- I didn't want to give the impression that I lacked faith because I knew it would all work out, and I might regret having expressed anything but positivity,
- I didn't want to unnecessarily instill fear or lack of confidence in the blessings of the path I was on by revealing my own struggles,
- I wanted to focus on the positive and express gratitude for God's help rather than wallow in self pity or doubt, and
- I wanted to show my non-LDS friends how happy and fulfilled my beliefs made me, which I genuinely believed they did.
In short, there was something to prove. I feel those same motivations and pressures now, but because of the less dogmatic nature of my beliefs now, expressing the questions and difficulties doesn't, in my own mind at least, negate whatever efforts I'm making or paths I'm trodding now. I guess I'm projecting: I used to look at those who had "strayed" from the church (I didn't ever allow myself to really think of it as "finding another path" or some such fluffy, PC talk which watered down doctrine and pussy-footed around the fact that they were forfeiting celestial glory): that they were clearly struggling without the aid of the Spirit since leaving the Light but stubbornly trying to insist they were "happy" despite it.
But let's be honest: there's no shortage of gay folks who see gay people who enter into mixed-sex marriages as doing something similar, and there are plenty of gay people from conservative backgrounds who probably never share the difficulties of their same-sex relationships because they know their friends and family will jump all over them, blaming their problems on the sinfulness of their chosen "lifestyle" or on the inherent inability of same-sex relationships to fulfill rather than seeing their relationships like any other: great and fulfilling but also full of challenges to overcome.
Perhaps it's compounded by a popularly conservative mindset which seems (to me) to foster a sense that if you just ignore "emotions" and focus on being "rational" (which I suspect introduces an inherent blind spot when they fail to see the emotional motivation behind their supposed rationale), and ignore challenges of status quo or likely exceptions to rules in favor of sticking to established, static patterns and formulas for "success". People with such a mindset have likely also become adept at ignoring their own challenges in relationships and instead leaning on the "fact" that they're following a "time-tested" pattern and therefore mustn't focus unnecessarily on ironing out kinks, so they're at a loss when someone who doesn't have that idea to lean on is looking to work out issues that everyone else also can and probably should seek to work out but may choose to ignore...
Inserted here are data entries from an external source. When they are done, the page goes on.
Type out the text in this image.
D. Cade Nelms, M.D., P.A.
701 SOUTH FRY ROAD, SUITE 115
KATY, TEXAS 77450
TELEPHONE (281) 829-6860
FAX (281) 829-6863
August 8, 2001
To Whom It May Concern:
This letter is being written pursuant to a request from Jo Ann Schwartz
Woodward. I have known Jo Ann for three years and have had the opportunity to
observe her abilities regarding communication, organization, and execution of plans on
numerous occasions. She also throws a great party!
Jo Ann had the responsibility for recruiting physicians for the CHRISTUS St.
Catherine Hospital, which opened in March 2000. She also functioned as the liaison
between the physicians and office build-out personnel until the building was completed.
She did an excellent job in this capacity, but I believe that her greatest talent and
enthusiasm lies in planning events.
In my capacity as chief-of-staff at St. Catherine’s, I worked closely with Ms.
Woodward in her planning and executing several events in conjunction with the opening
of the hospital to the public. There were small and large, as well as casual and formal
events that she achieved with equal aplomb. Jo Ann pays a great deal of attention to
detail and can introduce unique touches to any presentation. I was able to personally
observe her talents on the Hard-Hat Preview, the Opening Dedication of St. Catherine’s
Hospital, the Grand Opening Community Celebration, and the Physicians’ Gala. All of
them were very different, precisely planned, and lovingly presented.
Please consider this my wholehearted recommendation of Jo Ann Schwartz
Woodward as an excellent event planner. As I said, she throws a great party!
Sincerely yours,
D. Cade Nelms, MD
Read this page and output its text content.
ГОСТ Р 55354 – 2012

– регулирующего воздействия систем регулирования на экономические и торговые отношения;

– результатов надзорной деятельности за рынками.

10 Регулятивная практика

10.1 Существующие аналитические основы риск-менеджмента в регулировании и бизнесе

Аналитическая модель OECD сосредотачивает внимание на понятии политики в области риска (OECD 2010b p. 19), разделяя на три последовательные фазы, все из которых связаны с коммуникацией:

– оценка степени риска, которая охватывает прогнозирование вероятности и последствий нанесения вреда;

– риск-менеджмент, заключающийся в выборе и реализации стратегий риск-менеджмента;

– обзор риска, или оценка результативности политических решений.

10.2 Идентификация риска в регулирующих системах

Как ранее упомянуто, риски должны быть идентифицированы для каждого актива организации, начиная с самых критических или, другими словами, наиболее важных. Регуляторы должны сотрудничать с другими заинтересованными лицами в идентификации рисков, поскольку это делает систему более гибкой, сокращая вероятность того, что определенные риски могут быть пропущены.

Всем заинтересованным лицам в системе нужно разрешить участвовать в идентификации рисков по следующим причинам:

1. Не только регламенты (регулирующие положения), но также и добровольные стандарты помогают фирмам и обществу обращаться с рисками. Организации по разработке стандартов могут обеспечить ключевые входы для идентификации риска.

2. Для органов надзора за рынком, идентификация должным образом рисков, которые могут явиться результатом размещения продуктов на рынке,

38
...maybe I'll come back to this when my fingers can keep up with my many thoughts. But for now, I'm just thinking about how many of us hold back or puff ourselves up because we feel like we have something to prove. And I'm also seeking a balance, among the many quests for balance in my life, between authenticity and a focus on the positive.
One thing I've become increasingly convinced of, though: the more I feel I have "something to prove", the less likely I am to be completely emotionally honest, either with others or, more damningly, with myself. Perhaps needing to prove something has been an anchor of sorts at certain times, which may be an occasionally useful tool, but for now, it's an anchor I am trying to cut loose as I try to gather the strength and courage to row out again into rough waters in search of my next destination.